Il faut bien commencer quelque part…
Tout artiste/groupe d’artistes devra bien dévoiler l’habillage de son inspiration ou même de son insuffisance. Et que certains démarrent en toussant, voire en calant, ou que d’autres passent dès l’allumage la vitesse optimale, les débuts sont parfois révélateurs d’une face cachée condamnée à disparaître par après.
Par lien de cause à effet, cela fait partie des plus grandes découvertes musicales car ce sont les seules qui nous laissent totalement abasourdis. Alors que l’on pensait se retrouver face à une bande de morveux à la gloire identique à celle d’une usine à papier cul au slogan accrocheur, on finit par y trouver le rouleau en or en remontant la ligne du temps.
Je vous parle de
Slipknot. Ce nom qui à sa prononciation reflète l’image d’une entreprise de masse de très mauvais goûts, dont le produit bénéficie d’un emballage bien plus reluisant que son contenu très franchement mauvais. Et le pire là dedans, c’est que ça a marché ! Oh que oui, rien au monde ne donnerait envie à quiconque d’explorer davantage le terrain.
Ni même l’escalier qui mène vers le sous-sol. Descendez-y et vous y trouverez une porte condamnée, masquant une pièce à l’intérieur de laquelle un étalage de caisses salies par les préjugés actuels et par le reniement du groupe lui même semble avoir déjà avoir fait son temps. Il ne reste rien de ces objets, sinon leur statut culte collé à l’arrache par les fans de dernière heure qui n’ont vraisemblablement qu’un soupçon de réel intérêt envers leur contenu.
Comme je comprends les détracteurs des œuvres nauséabondes du groupe.
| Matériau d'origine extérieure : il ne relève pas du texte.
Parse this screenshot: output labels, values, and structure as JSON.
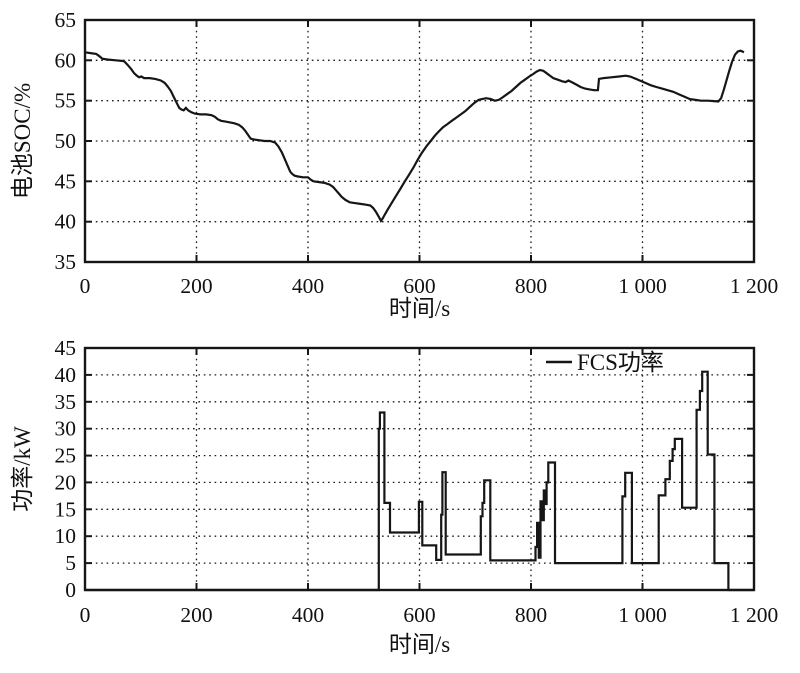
{
  "figure": {
    "background": "#ffffff",
    "line_color": "#161616",
    "grid_color": "#1a1a1a"
  },
  "chart_data": [
    {
      "type": "line",
      "title": "",
      "xlabel": "时间/s",
      "ylabel": "电池SOC/%",
      "xlim": [
        0,
        1200
      ],
      "ylim": [
        35,
        65
      ],
      "xticks": [
        0,
        200,
        400,
        600,
        800,
        1000,
        1200
      ],
      "xtick_labels": [
        "0",
        "200",
        "400",
        "600",
        "800",
        "1 000",
        "1 200"
      ],
      "yticks": [
        35,
        40,
        45,
        50,
        55,
        60,
        65
      ],
      "ytick_labels": [
        "35",
        "40",
        "45",
        "50",
        "55",
        "60",
        "65"
      ],
      "grid": true,
      "legend": null,
      "series": [
        {
          "name": "电池SOC",
          "interpolation": "linear",
          "points": [
            [
              0,
              61
            ],
            [
              10,
              60.9
            ],
            [
              20,
              60.8
            ],
            [
              26,
              60.5
            ],
            [
              31,
              60.2
            ],
            [
              40,
              60.1
            ],
            [
              55,
              60
            ],
            [
              70,
              59.9
            ],
            [
              77,
              59.4
            ],
            [
              83,
              58.9
            ],
            [
              88,
              58.4
            ],
            [
              93,
              58.1
            ],
            [
              97,
              57.9
            ],
            [
              101,
              58
            ],
            [
              106,
              57.8
            ],
            [
              116,
              57.8
            ],
            [
              126,
              57.7
            ],
            [
              136,
              57.5
            ],
            [
              143,
              57.2
            ],
            [
              149,
              56.7
            ],
            [
              154,
              56.2
            ],
            [
              159,
              55.5
            ],
            [
              164,
              54.8
            ],
            [
              169,
              54.1
            ],
            [
              173,
              53.9
            ],
            [
              177,
              53.8
            ],
            [
              181,
              54.1
            ],
            [
              185,
              53.8
            ],
            [
              190,
              53.6
            ],
            [
              197,
              53.4
            ],
            [
              207,
              53.3
            ],
            [
              217,
              53.3
            ],
            [
              227,
              53.2
            ],
            [
              233,
              53
            ],
            [
              238,
              52.7
            ],
            [
              244,
              52.5
            ],
            [
              252,
              52.4
            ],
            [
              260,
              52.3
            ],
            [
              268,
              52.2
            ],
            [
              276,
              52
            ],
            [
              282,
              51.7
            ],
            [
              287,
              51.3
            ],
            [
              292,
              50.8
            ],
            [
              297,
              50.3
            ],
            [
              302,
              50.2
            ],
            [
              312,
              50.1
            ],
            [
              322,
              50
            ],
            [
              332,
              50
            ],
            [
              341,
              49.8
            ],
            [
              347,
              49.3
            ],
            [
              353,
              48.6
            ],
            [
              358,
              47.8
            ],
            [
              363,
              47
            ],
            [
              368,
              46.2
            ],
            [
              372,
              45.9
            ],
            [
              376,
              45.7
            ],
            [
              382,
              45.6
            ],
            [
              391,
              45.5
            ],
            [
              400,
              45.5
            ],
            [
              405,
              45.2
            ],
            [
              410,
              45
            ],
            [
              420,
              44.9
            ],
            [
              430,
              44.8
            ],
            [
              439,
              44.6
            ],
            [
              445,
              44.3
            ],
            [
              450,
              43.9
            ],
            [
              455,
              43.5
            ],
            [
              460,
              43.1
            ],
            [
              467,
              42.7
            ],
            [
              475,
              42.4
            ],
            [
              484,
              42.3
            ],
            [
              494,
              42.2
            ],
            [
              504,
              42.1
            ],
            [
              512,
              42
            ],
            [
              517,
              41.7
            ],
            [
              522,
              41.2
            ],
            [
              527,
              40.6
            ],
            [
              531,
              40.1
            ],
            [
              534,
              40.4
            ],
            [
              538,
              40.9
            ],
            [
              543,
              41.5
            ],
            [
              549,
              42.2
            ],
            [
              557,
              43.1
            ],
            [
              565,
              44
            ],
            [
              573,
              44.9
            ],
            [
              581,
              45.8
            ],
            [
              589,
              46.7
            ],
            [
              597,
              47.7
            ],
            [
              604,
              48.5
            ],
            [
              612,
              49.3
            ],
            [
              620,
              50
            ],
            [
              628,
              50.7
            ],
            [
              635,
              51.2
            ],
            [
              642,
              51.7
            ],
            [
              650,
              52.1
            ],
            [
              658,
              52.5
            ],
            [
              666,
              52.9
            ],
            [
              674,
              53.3
            ],
            [
              682,
              53.7
            ],
            [
              690,
              54.2
            ],
            [
              698,
              54.7
            ],
            [
              706,
              55.1
            ],
            [
              712,
              55.2
            ],
            [
              720,
              55.3
            ],
            [
              728,
              55.2
            ],
            [
              735,
              55
            ],
            [
              742,
              55.1
            ],
            [
              749,
              55.4
            ],
            [
              757,
              55.8
            ],
            [
              765,
              56.2
            ],
            [
              773,
              56.7
            ],
            [
              781,
              57.2
            ],
            [
              789,
              57.6
            ],
            [
              797,
              58
            ],
            [
              804,
              58.3
            ],
            [
              810,
              58.6
            ],
            [
              816,
              58.8
            ],
            [
              822,
              58.7
            ],
            [
              828,
              58.4
            ],
            [
              834,
              58.1
            ],
            [
              840,
              57.8
            ],
            [
              848,
              57.6
            ],
            [
              856,
              57.4
            ],
            [
              862,
              57.3
            ],
            [
              867,
              57.5
            ],
            [
              873,
              57.3
            ],
            [
              881,
              57
            ],
            [
              889,
              56.7
            ],
            [
              897,
              56.5
            ],
            [
              905,
              56.4
            ],
            [
              913,
              56.3
            ],
            [
              920,
              56.3
            ],
            [
              922,
              57.7
            ],
            [
              930,
              57.8
            ],
            [
              944,
              57.9
            ],
            [
              958,
              58
            ],
            [
              970,
              58.1
            ],
            [
              978,
              58
            ],
            [
              985,
              57.8
            ],
            [
              995,
              57.5
            ],
            [
              1005,
              57.2
            ],
            [
              1015,
              56.9
            ],
            [
              1025,
              56.7
            ],
            [
              1035,
              56.5
            ],
            [
              1045,
              56.3
            ],
            [
              1055,
              56.1
            ],
            [
              1065,
              55.8
            ],
            [
              1075,
              55.5
            ],
            [
              1085,
              55.2
            ],
            [
              1095,
              55.1
            ],
            [
              1105,
              55
            ],
            [
              1118,
              55
            ],
            [
              1128,
              54.95
            ],
            [
              1136,
              54.9
            ],
            [
              1141,
              55.3
            ],
            [
              1146,
              56.4
            ],
            [
              1151,
              57.6
            ],
            [
              1156,
              58.8
            ],
            [
              1161,
              59.9
            ],
            [
              1166,
              60.7
            ],
            [
              1171,
              61.1
            ],
            [
              1176,
              61.2
            ],
            [
              1182,
              61
            ]
          ]
        }
      ]
    },
    {
      "type": "line",
      "title": "",
      "xlabel": "时间/s",
      "ylabel": "功率/kW",
      "xlim": [
        0,
        1200
      ],
      "ylim": [
        0,
        45
      ],
      "xticks": [
        0,
        200,
        400,
        600,
        800,
        1000,
        1200
      ],
      "xtick_labels": [
        "0",
        "200",
        "400",
        "600",
        "800",
        "1 000",
        "1 200"
      ],
      "yticks": [
        0,
        5,
        10,
        15,
        20,
        25,
        30,
        35,
        40,
        45
      ],
      "ytick_labels": [
        "0",
        "5",
        "10",
        "15",
        "20",
        "25",
        "30",
        "35",
        "40",
        "45"
      ],
      "grid": true,
      "legend": {
        "label": "FCS功率",
        "position": "top-right"
      },
      "series": [
        {
          "name": "FCS功率",
          "interpolation": "step-after",
          "end_x": 1200,
          "points": [
            [
              0,
              0
            ],
            [
              527,
              30
            ],
            [
              529,
              33
            ],
            [
              537,
              16.2
            ],
            [
              547,
              10.7
            ],
            [
              599,
              16.4
            ],
            [
              605,
              8.3
            ],
            [
              630,
              5.6
            ],
            [
              639,
              14
            ],
            [
              641,
              21.9
            ],
            [
              647,
              6.6
            ],
            [
              710,
              13.7
            ],
            [
              713,
              16.2
            ],
            [
              716,
              20.4
            ],
            [
              727,
              5.5
            ],
            [
              808,
              8
            ],
            [
              811,
              12.5
            ],
            [
              814,
              6
            ],
            [
              817,
              16.5
            ],
            [
              820,
              13
            ],
            [
              823,
              18.5
            ],
            [
              826,
              16
            ],
            [
              828,
              20
            ],
            [
              831,
              23.7
            ],
            [
              843,
              5
            ],
            [
              964,
              17.4
            ],
            [
              969,
              21.8
            ],
            [
              981,
              5
            ],
            [
              1029,
              17.6
            ],
            [
              1041,
              20.6
            ],
            [
              1049,
              24
            ],
            [
              1054,
              26.2
            ],
            [
              1058,
              28.1
            ],
            [
              1071,
              15.3
            ],
            [
              1097,
              33.5
            ],
            [
              1103,
              37
            ],
            [
              1107,
              40.6
            ],
            [
              1117,
              25.2
            ],
            [
              1129,
              5
            ],
            [
              1154,
              0
            ]
          ]
        }
      ]
    }
  ]
}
Une série de parasites, de calomnies, de catastrophes soit disant musicales qui ont fait leur nom... Ah l'appât du gain...
Slipknot est devenu un condensé d'autoparodie. Et ce sont ces critiques totalitaires que j’ai moi-même prononcées et qui m’ont totalement désintéressé de Mate, Feed,
Kill, Repeat… C’est ce disque qui leur a valu l’attention du label Roadrunner, vendu en un demi millier d’exemplaires dont les rares restant sur le marché se voient aujourd’hui légués en échange d’une somme astronomique. Et à force de donner la nausée, les pustules et la jaunisse aux metalhead et de récolter des 5/20 sur spirit-of-metal, qui serait assez fou pour trouer son compte en banque en l’honneur d’une grosse blague comme celle-là ?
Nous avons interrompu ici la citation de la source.